Perdana Menteri Bangladesh yang terguling, Sheikh Hasina, dijatuhi hukuman mati secara in-abstia pada hari Senin oleh pengadilan khusus atas “kejahatan terhadap kemanusiaan” yang dilakukan selama protes yang meluas terhadap pemerintahnya pada bulan Juli tahun lalu. Hasina, 78 tahun, yang tinggal di India sejak pemerintahannya digulingkan pada 5 Agustus tahun lalu, dijatuhi hukuman oleh Pengadilan Kejahatan Internasional (ICT-BD).

ICT juga menjatuhkan hukuman mati in absensia kepada mantan Menteri Dalam Negeri Asaduzzaman Khan Kamal dan mantan inspektur jenderal polisi Chowdhury Abdullah Al-Mamun, yang menjadi saksi negara, lima tahun penjara dalam kasus yang sama.

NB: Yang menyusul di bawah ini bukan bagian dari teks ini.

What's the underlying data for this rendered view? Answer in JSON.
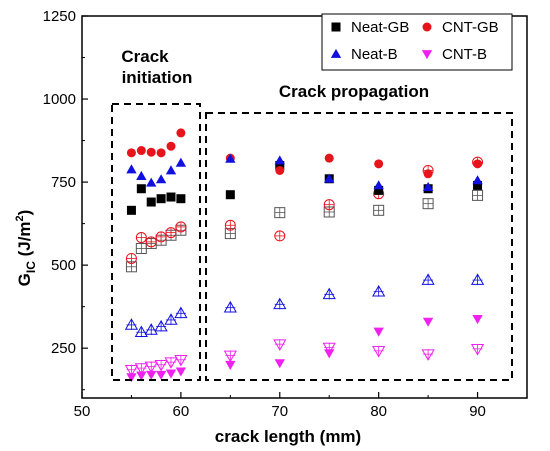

Sementara itu, Hasina yang menentang tuduhan tersebut menuduh bahwa keputusan tersebut dijatuhkan oleh “pengadilan yang curang” yang dibentuk dan dipimpin oleh “pemerintahan yang tidak dipilih tanpa mandat demokratis.”

“Saya dengan tegas menyangkal tuduhan yang dilontarkan terhadap saya di TIC,” katanya dalam sebuah pernyataan. “Mereka bias dan bermotivasi politik. Dalam seruan mereka yang menjijikkan mengenai hukuman mati, mereka mengungkapkan niat membunuh yang kurang ajar dari tokoh-tokoh ekstremis dalam pemerintahan sementara untuk memecat perdana menteri terakhir dan membubarkan Liga Awami.”

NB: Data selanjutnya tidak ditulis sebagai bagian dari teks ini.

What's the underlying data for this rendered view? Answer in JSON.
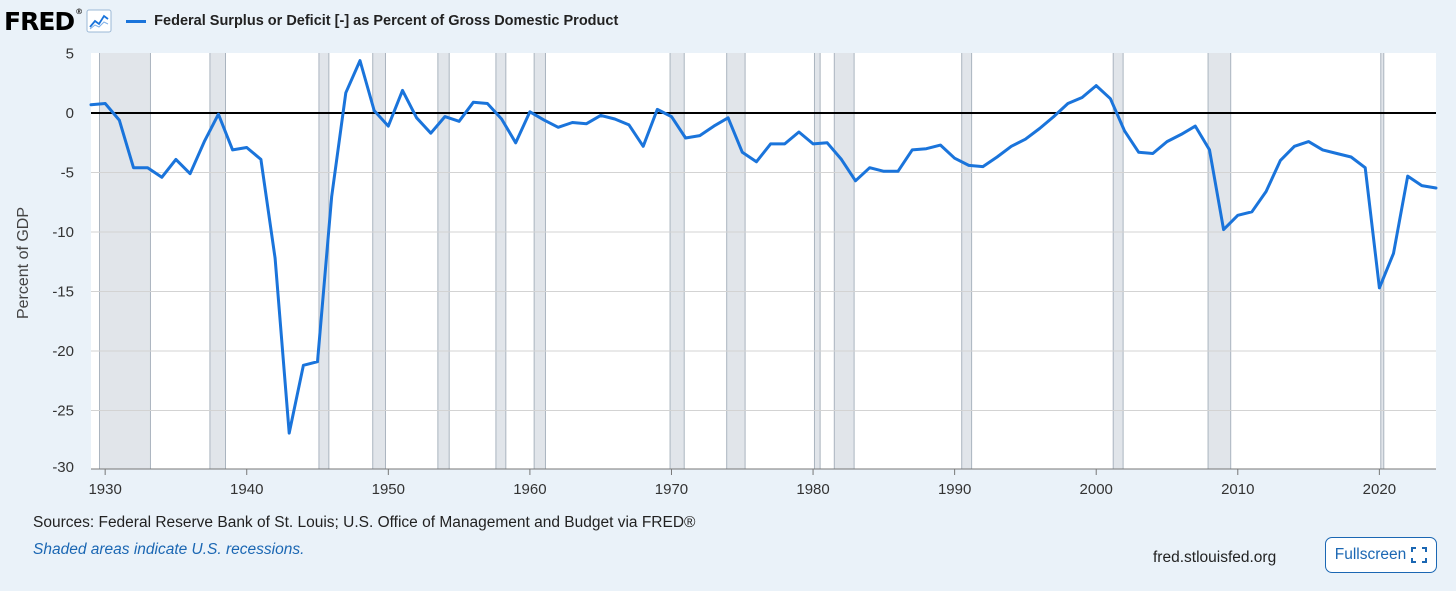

Bangladesh mendesak India untuk segera mengekstradisi Perdana Menteri terguling Sheikh Hasina dan Kamal beberapa jam setelah putusan tersebut. Dia mengatakan India wajib melakukan hal itu berdasarkan perjanjian ekstradisi. Kementerian Luar Negeri menanggapinya dengan mengatakan bahwa India telah memperhatikan putusan tersebut dan tetap berkomitmen untuk kepentingan terbaik rakyat Bangladesh.

Cerita ini berasal dari feed sindikasi dari lembaga pihak ketiga. Tengah hari tidak bertanggung jawab atas keandalan, keandalan, dan data teks. Mid-day Management/mid-day.com mempunyai hak eksklusif untuk mengubah, menghapus, atau menghapus (tanpa pemberitahuan) konten atas kebijakannya sendiri dengan alasan apa pun.